Poonam Sharma
June 14, 2020 was a day that rattled the country. The abrupt and unexpected demise of actor Sushant Singh Rajput was not only a loss to Bollywood, but it brewed an emotional hurricane throughout India. To millions, it never seemed like a straightforward suicide. And then came the twists, names, political undertones, and investigative duds — it all seemed like something out of a crime thriller.
Flash forward to 2025. After years of quiet, the case has been back in the news — not due to any official word, but due to one explosive assertion made by Union Minister Narayan Rane.
Narayan Rane has claimed that Sushant Singh Rajput was killed , and not just that — the crime was filmed on a cell phone by one of Sushant’s domestic staff, Dipesh Sawant. Rane claims that Sawant witnessed the alleged murder and filmed it on his phone.
This raises some very uncomfortable questions. Why has Dipesh Sawant never been properly interrogated? Why wasn’t such a video shown to the Central Bureau of Investigation (CBI), or if it was shown, why hasn’t it been recognized? Rane’s comment comes as the media suddenly reports — once more, through anonymous “sources” — that the CBI has filed a closure report in the Sushant case.
The same media that screamed conspiracy earlier — linking Rhea Chakraborty and Aaditya Thackeray to Sushant’s and his ex-manager Disha Salian’s death — is now apparently changing its tune overnight. Rhea Chakraborty, demonized by prime-time debates, is now being accorded a clean chit — not formally by the CBI, but again, through “media sources.”
This suspicious shift in narrative — from outrage to silence — is something that has not gone unnoticed by Sushant’s fans and justice seekers. What changed in a day?
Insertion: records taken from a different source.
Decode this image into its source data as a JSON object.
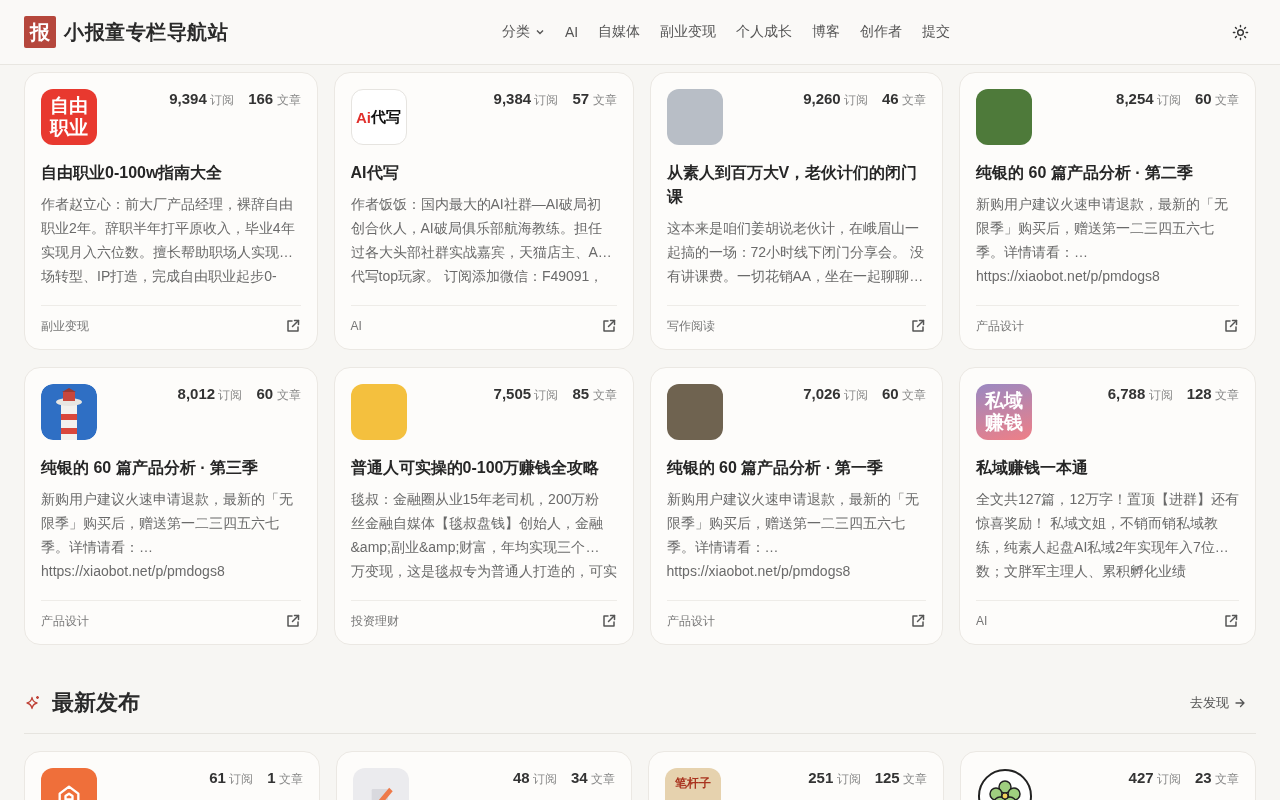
{
  "header": {
    "logo_text": "报",
    "title": "小报童专栏导航站",
    "nav": [
      {
        "label": "分类",
        "kind": "dropdown"
      },
      {
        "label": "AI",
        "kind": "link"
      },
      {
        "label": "自媒体",
        "kind": "link"
      },
      {
        "label": "副业变现",
        "kind": "link"
      },
      {
        "label": "个人成长",
        "kind": "link"
      },
      {
        "label": "博客",
        "kind": "link"
      },
      {
        "label": "创作者",
        "kind": "link"
      },
      {
        "label": "提交",
        "kind": "link"
      }
    ]
  },
  "cards": [
    {
      "cover": {
        "kind": "text-tile",
        "color": "#e8392f",
        "text": "自由职业"
      },
      "stats": [
        "**9,394** 订阅",
        "**166** 文章"
      ],
      "title": "自由职业0-100w指南大全",
      "description_lines": [
        "作者赵立心：前大厂产品经理，裸辞自由",
        "职业2年。辞职半年打平原收入，毕业4年",
        "实现月入六位数。擅长帮助职场人实现…",
        "场转型、IP打造，完成自由职业起步0-"
      ],
      "category": "副业变现"
    },
    {
      "cover": {
        "kind": "wordmark",
        "accent": "Ai",
        "text": "代写"
      },
      "stats": [
        "**9,384** 订阅",
        "**57** 文章"
      ],
      "title": "AI代写",
      "description_lines": [
        "作者饭饭：国内最大的AI社群—AI破局初",
        "创合伙人，AI破局俱乐部航海教练。担任",
        "过各大头部社群实战嘉宾，天猫店主、A…",
        "代写top玩家。 订阅添加微信：F49091，"
      ],
      "category": "AI"
    },
    {
      "cover": {
        "kind": "photo",
        "color": "#b8bec6"
      },
      "stats": [
        "**9,260** 订阅",
        "**46** 文章"
      ],
      "title": "从素人到百万大V，老伙计们的闭门课",
      "description_lines": [
        "这本来是咱们姜胡说老伙计，在峨眉山一",
        "起搞的一场：72小时线下闭门分享会。 没",
        "有讲课费。一切花销AA，坐在一起聊聊…"
      ],
      "category": "写作阅读"
    },
    {
      "cover": {
        "kind": "photo",
        "color": "#4e7a3a"
      },
      "stats": [
        "**8,254** 订阅",
        "**60** 文章"
      ],
      "title": "纯银的 60 篇产品分析 · 第二季",
      "description_lines": [
        "新购用户建议火速申请退款，最新的「无",
        "限季」购买后，赠送第一二三四五六七",
        "季。详情请看：…",
        "https://xiaobot.net/p/pmdogs8"
      ],
      "category": "产品设计"
    },
    {
      "cover": {
        "kind": "lighthouse"
      },
      "stats": [
        "**8,012** 订阅",
        "**60** 文章"
      ],
      "title": "纯银的 60 篇产品分析 · 第三季",
      "description_lines": [
        "新购用户建议火速申请退款，最新的「无",
        "限季」购买后，赠送第一二三四五六七",
        "季。详情请看：…",
        "https://xiaobot.net/p/pmdogs8"
      ],
      "category": "产品设计"
    },
    {
      "cover": {
        "kind": "photo",
        "color": "#f4c03e"
      },
      "stats": [
        "**7,505** 订阅",
        "**85** 文章"
      ],
      "title": "普通人可实操的0-100万赚钱全攻略",
      "description_lines": [
        "毯叔：金融圈从业15年老司机，200万粉",
        "丝金融自媒体【毯叔盘钱】创始人，金融",
        "&amp;副业&amp;财富，年均实现三个…",
        "万变现，这是毯叔专为普通人打造的，可实"
      ],
      "category": "投资理财"
    },
    {
      "cover": {
        "kind": "photo",
        "color": "#6f6350"
      },
      "stats": [
        "**7,026** 订阅",
        "**60** 文章"
      ],
      "title": "纯银的 60 篇产品分析 · 第一季",
      "description_lines": [
        "新购用户建议火速申请退款，最新的「无",
        "限季」购买后，赠送第一二三四五六七",
        "季。详情请看：…",
        "https://xiaobot.net/p/pmdogs8"
      ],
      "category": "产品设计"
    },
    {
      "cover": {
        "kind": "gradient-tile",
        "text": "私域赚钱"
      },
      "stats": [
        "**6,788** 订阅",
        "**128** 文章"
      ],
      "title": "私域赚钱一本通",
      "description_lines": [
        "全文共127篇，12万字！置顶【进群】还有",
        "惊喜奖励！ 私域文姐，不销而销私域教",
        "练，纯素人起盘AI私域2年实现年入7位…",
        "数；文胖军主理人、累积孵化业绩"
      ],
      "category": "AI"
    }
  ],
  "latest": {
    "title": "最新发布",
    "link": "去发现",
    "cards": [
      {
        "cover": {
          "kind": "house-tile",
          "color": "#ef6f3a"
        },
        "stats": [
          "**61** 订阅",
          "**1** 文章"
        ]
      },
      {
        "cover": {
          "kind": "pencil-tile"
        },
        "stats": [
          "**48** 订阅",
          "**34** 文章"
        ]
      },
      {
        "cover": {
          "kind": "paper-tile",
          "text": "笔杆子"
        },
        "stats": [
          "**251** 订阅",
          "**125** 文章"
        ]
      },
      {
        "cover": {
          "kind": "flower-circle"
        },
        "stats": [
          "**427** 订阅",
          "**23** 文章"
        ]
      }
    ]
  }
}
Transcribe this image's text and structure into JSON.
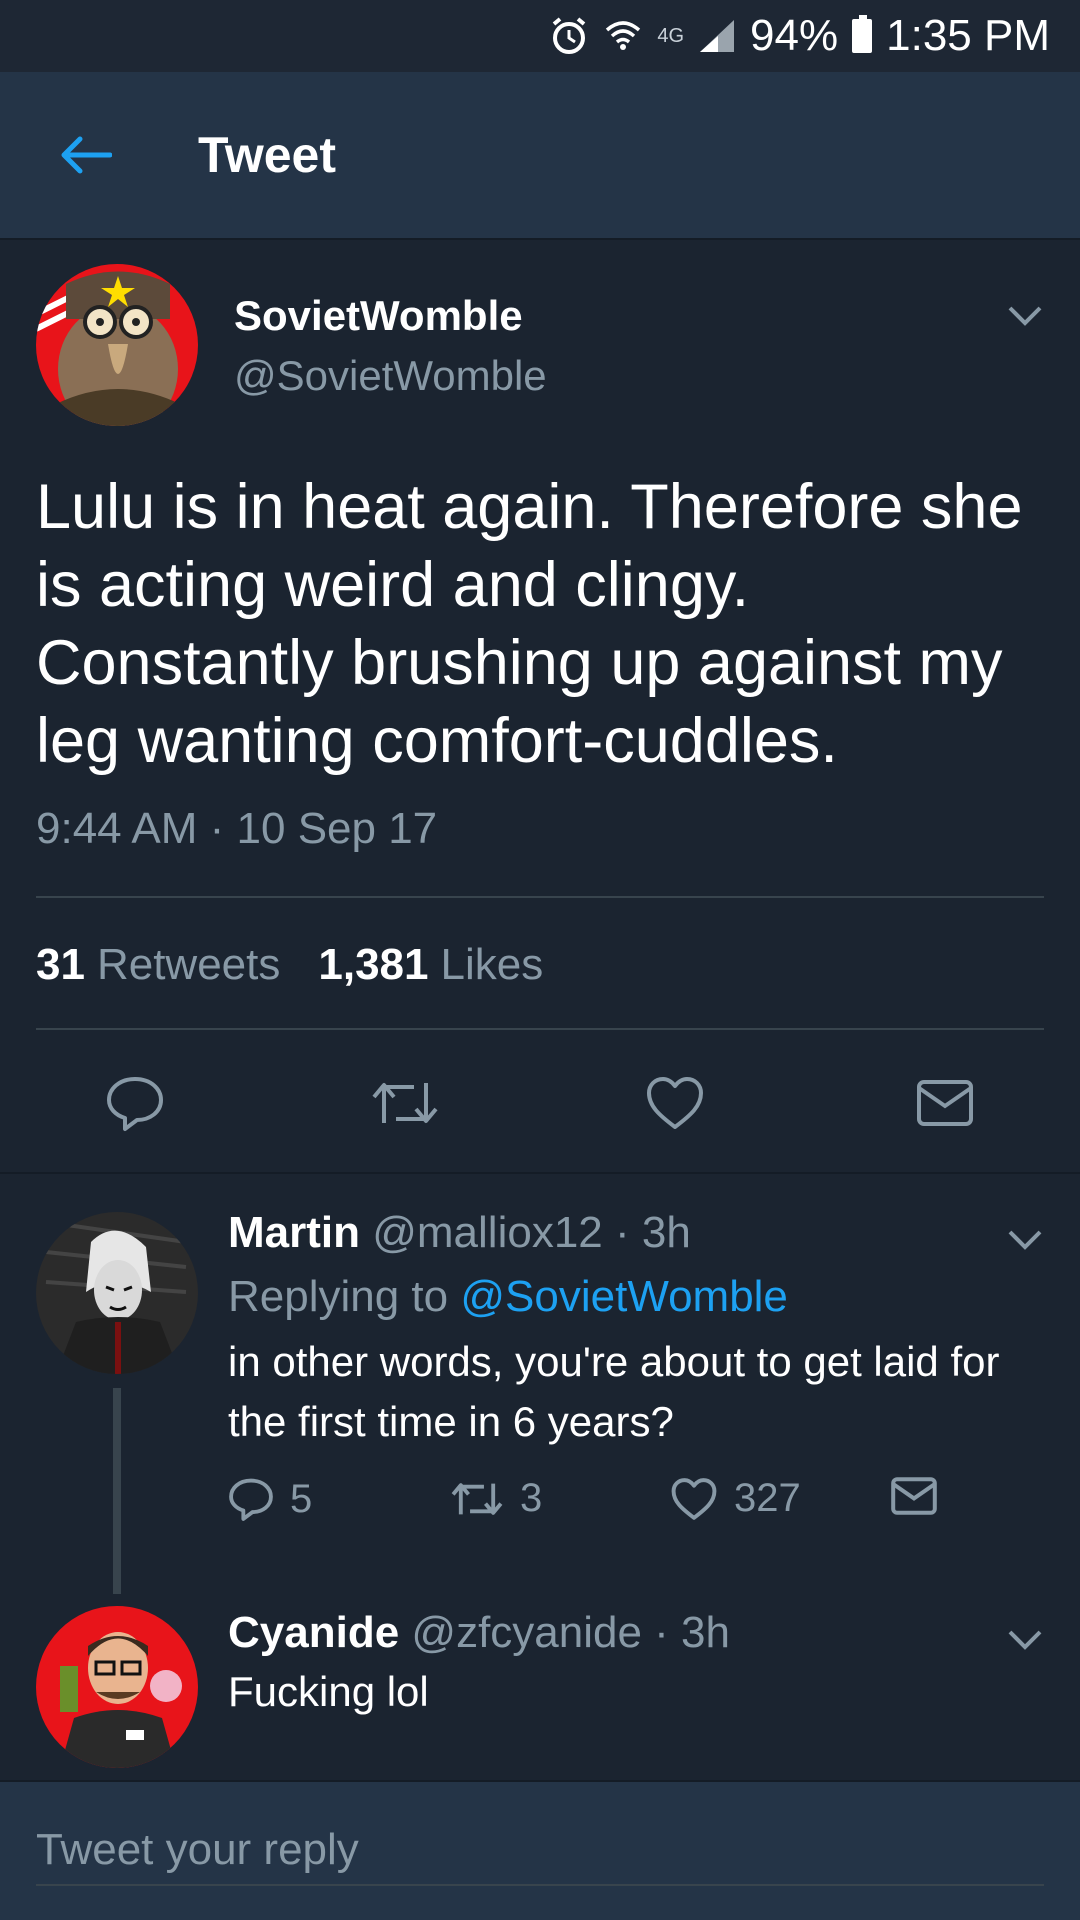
{
  "status_bar": {
    "network": "4G",
    "battery": "94%",
    "time": "1:35 PM",
    "icons": [
      "alarm-icon",
      "wifi-icon",
      "signal-icon",
      "battery-icon"
    ]
  },
  "header": {
    "back_icon": "back-arrow-icon",
    "title": "Tweet"
  },
  "main_tweet": {
    "author_name": "SovietWomble",
    "author_handle": "@SovietWomble",
    "text": "Lulu is in heat again. Therefore she is acting weird and clingy. Constantly brushing up against my leg wanting comfort-cuddles.",
    "timestamp": "9:44 AM · 10 Sep 17",
    "retweets_count": "31",
    "retweets_label": "Retweets",
    "likes_count": "1,381",
    "likes_label": "Likes",
    "actions": [
      "reply-icon",
      "retweet-icon",
      "like-icon",
      "message-icon"
    ]
  },
  "replies": [
    {
      "name": "Martin",
      "meta": "@malliox12 · 3h",
      "replying_prefix": "Replying to",
      "replying_to": "@SovietWomble",
      "text": "in other words, you're about to get laid for the first time in 6 years?",
      "reply_count": "5",
      "retweet_count": "3",
      "like_count": "327"
    },
    {
      "name": "Cyanide",
      "meta": "@zfcyanide · 3h",
      "text": "Fucking lol"
    }
  ],
  "composer": {
    "placeholder": "Tweet your reply"
  },
  "colors": {
    "background": "#1b2430",
    "header": "#243447",
    "muted_text": "#8899a6",
    "accent": "#1da1f2",
    "divider": "#38444d"
  }
}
And more importantly, what is being hidden?
It’s not entirely clear at this stage which of the investigations are being concluded. One case that has been concluded, according to reports, is the FIR that Rhea Chakraborty lodged against Sushant’s sisters and a doctor based in Delhi — accusing them of illegally prescribing drugs. But the complete details of the CBI closure report have not been released yet.
There could be other connected cases that are being abandoned, but no one knows for sure until the report arrives in court and is questioned. What we do know is that **if the closure report is challenged by Sushant’s family or legal team, the case will most likely go to the Supreme Court. This is not the end — it might be the beginning of a new legal chapter.
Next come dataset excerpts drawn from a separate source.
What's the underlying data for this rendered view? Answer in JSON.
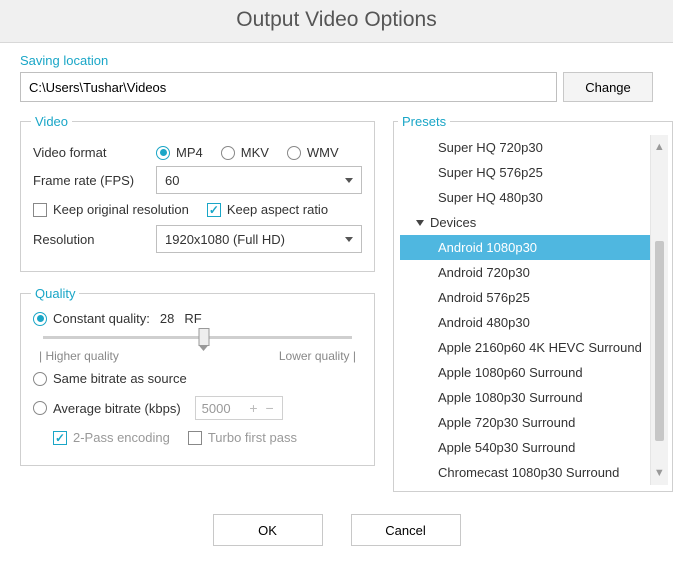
{
  "title": "Output Video Options",
  "saving": {
    "label": "Saving location",
    "path": "C:\\Users\\Tushar\\Videos",
    "change_btn": "Change"
  },
  "video": {
    "legend": "Video",
    "format_label": "Video format",
    "formats": {
      "mp4": "MP4",
      "mkv": "MKV",
      "wmv": "WMV"
    },
    "format_selected": "mp4",
    "fps_label": "Frame rate (FPS)",
    "fps_value": "60",
    "keep_original": "Keep original resolution",
    "keep_original_checked": false,
    "keep_aspect": "Keep aspect ratio",
    "keep_aspect_checked": true,
    "resolution_label": "Resolution",
    "resolution_value": "1920x1080 (Full HD)"
  },
  "quality": {
    "legend": "Quality",
    "mode_selected": "constant",
    "constant_label": "Constant quality:",
    "constant_value": "28",
    "constant_unit": "RF",
    "slider_left": "|  Higher quality",
    "slider_right": "Lower quality  |",
    "same_label": "Same bitrate as source",
    "avg_label": "Average bitrate (kbps)",
    "avg_value": "5000",
    "twopass_label": "2-Pass encoding",
    "twopass_checked": true,
    "turbo_label": "Turbo first pass",
    "turbo_checked": false
  },
  "presets": {
    "legend": "Presets",
    "group_label": "Devices",
    "items_top": [
      "Super HQ 720p30",
      "Super HQ 576p25",
      "Super HQ 480p30"
    ],
    "items_devices": [
      "Android 1080p30",
      "Android 720p30",
      "Android 576p25",
      "Android 480p30",
      "Apple 2160p60 4K HEVC Surround",
      "Apple 1080p60 Surround",
      "Apple 1080p30 Surround",
      "Apple 720p30 Surround",
      "Apple 540p30 Surround",
      "Chromecast 1080p30 Surround"
    ],
    "selected": "Android 1080p30"
  },
  "footer": {
    "ok": "OK",
    "cancel": "Cancel"
  }
}
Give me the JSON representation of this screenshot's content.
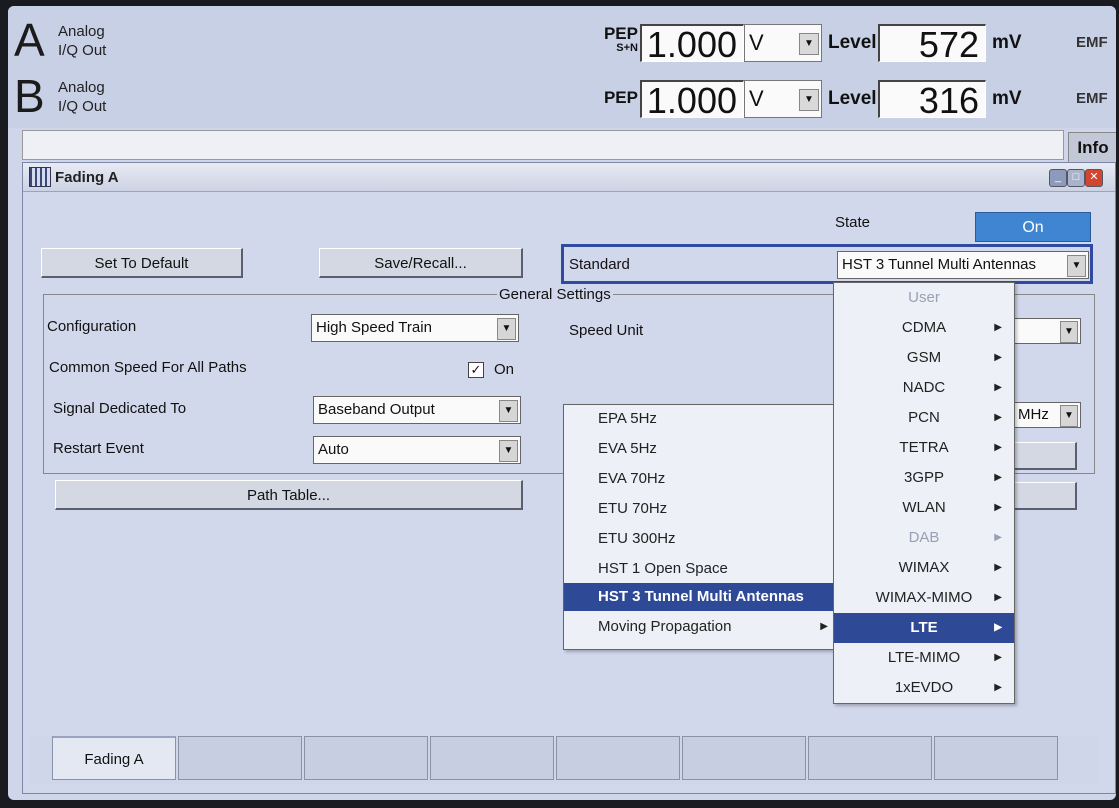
{
  "status": {
    "path_a": {
      "letter": "A",
      "name_line1": "Analog",
      "name_line2": "I/Q Out",
      "pep_label": "PEP",
      "pep_sub": "S+N",
      "pep_value": "1.000",
      "pep_unit": "V",
      "level_label": "Level",
      "level_value": "572",
      "level_unit": "mV",
      "emf": "EMF"
    },
    "path_b": {
      "letter": "B",
      "name_line1": "Analog",
      "name_line2": "I/Q Out",
      "pep_label": "PEP",
      "pep_sub": "",
      "pep_value": "1.000",
      "pep_unit": "V",
      "level_label": "Level",
      "level_value": "316",
      "level_unit": "mV",
      "emf": "EMF"
    },
    "info_button": "Info",
    "info_text": ""
  },
  "window": {
    "title": "Fading A",
    "state_label": "State",
    "state_value": "On",
    "set_default": "Set To Default",
    "save_recall": "Save/Recall...",
    "standard_label": "Standard",
    "standard_value": "HST 3 Tunnel Multi Antennas",
    "group_title": "General Settings",
    "configuration_label": "Configuration",
    "configuration_value": "High Speed Train",
    "common_speed_label": "Common Speed For All Paths",
    "common_speed_check": "✓",
    "common_speed_value": "On",
    "signal_label": "Signal Dedicated To",
    "signal_value": "Baseband Output",
    "restart_label": "Restart Event",
    "restart_value": "Auto",
    "speed_unit_label": "Speed Unit",
    "path_table": "Path Table...",
    "freq_unit": "MHz"
  },
  "submenu": {
    "items": [
      "EPA  5Hz",
      "EVA  5Hz",
      "EVA  70Hz",
      "ETU  70Hz",
      "ETU 300Hz",
      "HST 1 Open Space",
      "HST 3 Tunnel Multi Antennas",
      "Moving Propagation"
    ],
    "selected": "HST 3 Tunnel Multi Antennas"
  },
  "standards_menu": {
    "items": [
      "User",
      "CDMA",
      "GSM",
      "NADC",
      "PCN",
      "TETRA",
      "3GPP",
      "WLAN",
      "DAB",
      "WIMAX",
      "WIMAX-MIMO",
      "LTE",
      "LTE-MIMO",
      "1xEVDO"
    ],
    "selected": "LTE"
  },
  "tabs": [
    "Fading A",
    "",
    "",
    "",
    "",
    "",
    "",
    ""
  ]
}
For many of Sushant’s fans, the mere fact that a report has been filed — and that it will now be accessible to courts — is a small but positive step. For too long, the case felt abandoned, locked away like a forgotten file gathering dust. Now, the public might finally see what the CBI investigated for nearly five years.
But if the questions are not answered, or where key witnesses such as Dipesh Sawant were never interrogated, the fury could come back a hundred times. The truth, after all, is what millions are still awaiting.
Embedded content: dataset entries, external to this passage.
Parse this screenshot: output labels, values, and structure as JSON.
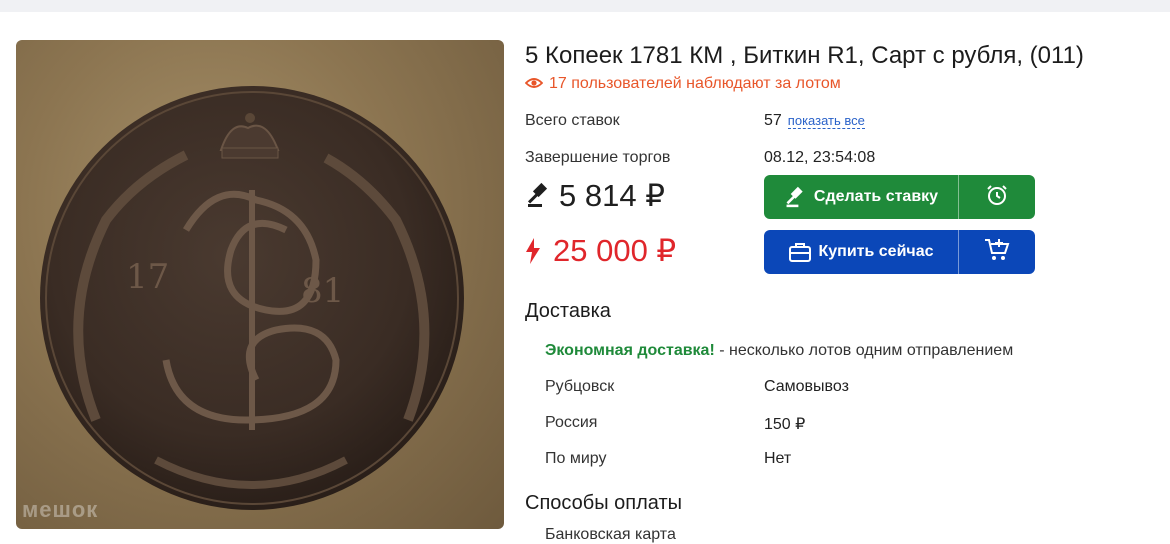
{
  "lot": {
    "title": "5 Копеек 1781 КМ , Биткин R1, Сарт с рубля, (011)",
    "watchers": "17 пользователей наблюдают за лотом",
    "image_watermark": "мешок"
  },
  "bids": {
    "label": "Всего ставок",
    "count": "57",
    "show_all": "показать все"
  },
  "end": {
    "label": "Завершение торгов",
    "value": "08.12, 23:54:08"
  },
  "prices": {
    "current": "5 814 ₽",
    "buy_now": "25 000 ₽"
  },
  "buttons": {
    "bid": "Сделать ставку",
    "buy": "Купить сейчас",
    "alarm_icon": "alarm-clock-icon",
    "cart_icon": "cart-add-icon"
  },
  "delivery": {
    "title": "Доставка",
    "econ_label": "Экономная доставка!",
    "econ_text": " - несколько лотов одним отправлением",
    "rows": [
      {
        "label": "Рубцовск",
        "value": "Самовывоз"
      },
      {
        "label": "Россия",
        "value": "150 ₽"
      },
      {
        "label": "По миру",
        "value": "Нет"
      }
    ]
  },
  "payment": {
    "title": "Способы оплаты",
    "first_method": "Банковская карта"
  },
  "colors": {
    "green": "#1f8a3a",
    "blue": "#0b47b8",
    "red": "#e0262b",
    "orange": "#e8562a"
  }
}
The hashtag #JusticeForSushant continues to trend on social media. His sisters, fans, and activists have not lost hope. Sushant is viewed by many as something more than an actor — he became a representation of a system that stifles outsiders, of mental illness brushed under the carpet, of a shady nexus of money, power, and influence in India’s upper echelons.
Narayan Rane’s assertion, if true, can reopen the case as a whole. A video clip, if available, would turn the case on its head. But even if it is not available, the fact that this serious allegation has been leveled by a ruling Union Minister warrants serious concern and an independent investigation.
Because if one Sushant — young, full of dreams and potential — can be knocked off so easily and the case swept under the carpet, what does that say to the nation’s youth?
The closure report might provide legal finality, but justice is a profound, emotional journey. It requires answers, accountability, and most importantly — truth.
And until the truth is out, the battle for Sushant Singh Rajput will never be over.